Xerostomia: Abnormal dryness of the mouth due to insufficient saliva production.
  • Inflammatory Bowel Disease (Crohn’s Disease and Ulcerative Colitis)
    Oral findings occur in 8% to 10% of patients with Crohn’s Disease and may precede gastrointestinal involvement. Aphthous ulcers and angular cheilitis are found in Crohn's Disease and Ulcerative Colitis. IBD associated ulcers are painful; in contrast to the painless ulcers seen in SLE.

    Cobblestoning or mucosal nodularity of the buccal mucosa and gingiva is unique to Crohn's Disease. Pyostomatitis vegetans, a condition of punctuate pustules on the labial and buccal mucosa, is primarily seen in Ulcerative Colitis.
Aphthous ulcer: Disintegration and necrosis of epithelial tissue on a mucous membrane; usually painful.
Cheilitis: Inflammation of the lip.
  • Sjogren’s Disease
    Sjogren’s Disease is characterized by recurrent parotid gland enlargement and xerostomia. Decrease in saliva production results in difficulty swallowing and eating, taste and speech alterations, and increased risk of dental caries.

    Primary Sjogren’s is very rare in childhood, but Sjogren’s is more common as a secondary complication of another autoimmune disorder (e.g. rheumatoid arthritis, lupus).

  • Xerostomia
     Xerostomia is a common side effect of antidepressants, diuretics, antihypertensives, and anticholinergics (e.g. Glycopyrrolate). Patients experiencing this side effect should be monitored and encouraged to maintain good oral hygiene and frequent dental visits.
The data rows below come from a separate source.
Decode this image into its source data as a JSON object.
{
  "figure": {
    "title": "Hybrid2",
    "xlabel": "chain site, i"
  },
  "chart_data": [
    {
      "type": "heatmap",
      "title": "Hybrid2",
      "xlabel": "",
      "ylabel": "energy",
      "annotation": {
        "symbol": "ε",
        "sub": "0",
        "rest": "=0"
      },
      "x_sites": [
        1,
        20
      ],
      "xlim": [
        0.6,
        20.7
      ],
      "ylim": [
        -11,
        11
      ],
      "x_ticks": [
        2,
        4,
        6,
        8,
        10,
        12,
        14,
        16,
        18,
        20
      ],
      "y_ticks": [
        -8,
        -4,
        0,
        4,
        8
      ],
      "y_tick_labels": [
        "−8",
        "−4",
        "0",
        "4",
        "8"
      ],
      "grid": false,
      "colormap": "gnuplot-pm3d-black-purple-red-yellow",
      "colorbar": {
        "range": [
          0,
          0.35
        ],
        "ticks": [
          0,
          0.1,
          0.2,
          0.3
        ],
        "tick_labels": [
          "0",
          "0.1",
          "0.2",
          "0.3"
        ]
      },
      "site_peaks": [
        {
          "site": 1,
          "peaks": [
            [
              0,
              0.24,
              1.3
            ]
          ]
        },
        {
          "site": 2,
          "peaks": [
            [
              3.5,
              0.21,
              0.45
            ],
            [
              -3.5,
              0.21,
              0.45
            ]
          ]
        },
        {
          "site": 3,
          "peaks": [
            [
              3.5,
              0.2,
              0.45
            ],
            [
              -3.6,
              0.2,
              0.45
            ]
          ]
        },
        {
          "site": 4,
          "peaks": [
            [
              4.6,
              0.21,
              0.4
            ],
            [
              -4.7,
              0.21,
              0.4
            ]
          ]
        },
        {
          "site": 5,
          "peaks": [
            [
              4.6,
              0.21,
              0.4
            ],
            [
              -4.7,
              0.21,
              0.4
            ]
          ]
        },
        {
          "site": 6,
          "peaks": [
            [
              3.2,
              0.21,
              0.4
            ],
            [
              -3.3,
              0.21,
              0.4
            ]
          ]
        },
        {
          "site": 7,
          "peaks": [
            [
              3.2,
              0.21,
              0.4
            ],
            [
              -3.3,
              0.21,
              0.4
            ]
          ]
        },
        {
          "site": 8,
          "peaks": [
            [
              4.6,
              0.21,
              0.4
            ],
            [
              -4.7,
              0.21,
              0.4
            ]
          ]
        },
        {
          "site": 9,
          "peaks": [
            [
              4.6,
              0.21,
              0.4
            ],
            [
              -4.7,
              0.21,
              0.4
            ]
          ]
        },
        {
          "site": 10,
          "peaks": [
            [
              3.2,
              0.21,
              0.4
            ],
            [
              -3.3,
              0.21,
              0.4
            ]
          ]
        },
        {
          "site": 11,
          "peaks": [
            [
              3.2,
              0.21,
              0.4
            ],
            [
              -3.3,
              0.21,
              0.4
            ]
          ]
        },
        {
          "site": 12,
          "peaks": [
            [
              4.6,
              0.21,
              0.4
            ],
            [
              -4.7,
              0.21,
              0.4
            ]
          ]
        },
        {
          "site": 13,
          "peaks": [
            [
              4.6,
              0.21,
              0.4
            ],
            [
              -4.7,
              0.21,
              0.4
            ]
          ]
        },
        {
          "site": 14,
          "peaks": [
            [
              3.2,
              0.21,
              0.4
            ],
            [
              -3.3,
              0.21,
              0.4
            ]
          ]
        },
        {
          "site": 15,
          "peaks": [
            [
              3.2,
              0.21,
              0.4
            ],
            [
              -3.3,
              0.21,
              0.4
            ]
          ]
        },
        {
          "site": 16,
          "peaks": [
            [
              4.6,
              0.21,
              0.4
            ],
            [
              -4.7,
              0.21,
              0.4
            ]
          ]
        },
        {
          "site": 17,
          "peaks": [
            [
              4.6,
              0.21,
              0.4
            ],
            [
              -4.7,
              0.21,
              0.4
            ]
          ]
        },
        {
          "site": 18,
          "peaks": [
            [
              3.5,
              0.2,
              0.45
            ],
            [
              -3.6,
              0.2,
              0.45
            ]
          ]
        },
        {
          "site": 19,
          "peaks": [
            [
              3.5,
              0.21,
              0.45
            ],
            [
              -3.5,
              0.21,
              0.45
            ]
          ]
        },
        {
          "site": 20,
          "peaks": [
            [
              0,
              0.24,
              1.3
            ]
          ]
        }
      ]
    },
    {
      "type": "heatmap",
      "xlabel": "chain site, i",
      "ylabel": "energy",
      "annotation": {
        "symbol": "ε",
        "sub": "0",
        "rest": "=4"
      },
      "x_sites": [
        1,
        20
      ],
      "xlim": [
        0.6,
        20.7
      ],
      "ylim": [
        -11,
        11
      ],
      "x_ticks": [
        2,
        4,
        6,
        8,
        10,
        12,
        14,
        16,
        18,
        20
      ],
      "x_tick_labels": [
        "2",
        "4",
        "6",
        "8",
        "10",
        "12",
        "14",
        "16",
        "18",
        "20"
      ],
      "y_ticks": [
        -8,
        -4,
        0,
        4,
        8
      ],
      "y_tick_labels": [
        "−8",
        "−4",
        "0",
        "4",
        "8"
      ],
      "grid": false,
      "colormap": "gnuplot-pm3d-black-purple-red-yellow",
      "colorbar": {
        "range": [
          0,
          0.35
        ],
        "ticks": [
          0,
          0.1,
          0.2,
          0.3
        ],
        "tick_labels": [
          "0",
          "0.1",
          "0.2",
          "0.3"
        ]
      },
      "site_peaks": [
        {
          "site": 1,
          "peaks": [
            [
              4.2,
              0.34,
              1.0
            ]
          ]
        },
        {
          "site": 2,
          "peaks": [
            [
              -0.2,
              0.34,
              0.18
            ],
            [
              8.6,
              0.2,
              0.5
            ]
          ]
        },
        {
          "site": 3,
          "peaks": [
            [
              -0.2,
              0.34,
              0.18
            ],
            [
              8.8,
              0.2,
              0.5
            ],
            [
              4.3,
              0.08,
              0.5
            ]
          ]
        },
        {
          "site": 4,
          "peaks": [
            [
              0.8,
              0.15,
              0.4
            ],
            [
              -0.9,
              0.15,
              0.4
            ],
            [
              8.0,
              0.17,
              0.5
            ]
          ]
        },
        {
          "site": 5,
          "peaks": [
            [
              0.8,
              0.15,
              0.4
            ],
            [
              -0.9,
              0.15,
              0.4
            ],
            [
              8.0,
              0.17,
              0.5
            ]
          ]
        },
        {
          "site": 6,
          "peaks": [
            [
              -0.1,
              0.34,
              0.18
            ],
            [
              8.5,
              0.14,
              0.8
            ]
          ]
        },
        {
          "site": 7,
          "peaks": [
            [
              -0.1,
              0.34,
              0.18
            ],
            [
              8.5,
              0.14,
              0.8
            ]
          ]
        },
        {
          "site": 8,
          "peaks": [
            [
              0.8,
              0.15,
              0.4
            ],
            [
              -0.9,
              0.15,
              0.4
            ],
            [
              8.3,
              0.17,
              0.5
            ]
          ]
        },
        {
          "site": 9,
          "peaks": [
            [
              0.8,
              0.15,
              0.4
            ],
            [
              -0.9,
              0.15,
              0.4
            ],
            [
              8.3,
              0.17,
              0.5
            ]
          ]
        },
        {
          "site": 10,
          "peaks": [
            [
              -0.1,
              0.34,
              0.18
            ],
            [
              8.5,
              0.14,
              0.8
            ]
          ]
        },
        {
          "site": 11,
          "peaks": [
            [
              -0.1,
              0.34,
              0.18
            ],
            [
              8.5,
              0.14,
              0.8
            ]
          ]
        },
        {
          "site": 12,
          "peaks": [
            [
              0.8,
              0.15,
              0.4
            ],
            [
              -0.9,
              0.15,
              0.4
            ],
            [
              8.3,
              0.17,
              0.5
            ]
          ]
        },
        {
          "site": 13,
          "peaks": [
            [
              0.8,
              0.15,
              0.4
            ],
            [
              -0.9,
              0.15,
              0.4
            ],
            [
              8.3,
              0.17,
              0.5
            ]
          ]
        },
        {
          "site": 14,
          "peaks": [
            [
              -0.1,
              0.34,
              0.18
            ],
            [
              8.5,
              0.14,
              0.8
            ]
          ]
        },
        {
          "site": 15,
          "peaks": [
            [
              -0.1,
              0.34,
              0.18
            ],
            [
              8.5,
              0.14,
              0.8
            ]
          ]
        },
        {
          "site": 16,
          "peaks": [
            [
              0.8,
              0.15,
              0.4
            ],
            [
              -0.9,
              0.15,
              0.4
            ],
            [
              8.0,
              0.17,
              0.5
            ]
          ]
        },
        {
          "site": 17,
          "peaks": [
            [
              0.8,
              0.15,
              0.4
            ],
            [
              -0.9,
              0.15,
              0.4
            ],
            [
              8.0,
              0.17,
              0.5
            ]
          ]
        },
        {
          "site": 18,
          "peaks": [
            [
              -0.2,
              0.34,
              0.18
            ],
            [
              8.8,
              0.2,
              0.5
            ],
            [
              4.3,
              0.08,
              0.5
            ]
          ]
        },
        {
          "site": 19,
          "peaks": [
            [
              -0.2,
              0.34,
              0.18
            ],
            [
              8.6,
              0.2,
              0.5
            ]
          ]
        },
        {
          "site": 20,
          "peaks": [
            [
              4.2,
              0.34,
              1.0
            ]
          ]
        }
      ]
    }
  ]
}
    Recommend frequent sips of water and non-sugary drinks. Sugar-free lemon drops and sugar-free chewing gum can stimulate saliva production. Lubricating mouth rinses and toothpastes (e.g. biotene®) can also provide xerostomia relief.

Fast Facts
Many systemic conditions are known to adversely affect the mouth or teeth, and these patients require additional oral care and management.
Oral findings may be the only presenting symptom for leukemia and hystiocytosis.
Early tooth loss, especially mandibular molars, should prompt consideration of Langerhans cell histiocytosis.
Xerostomia may occur in SLE, Sjogren's Disease, and Diabetes Mellitus.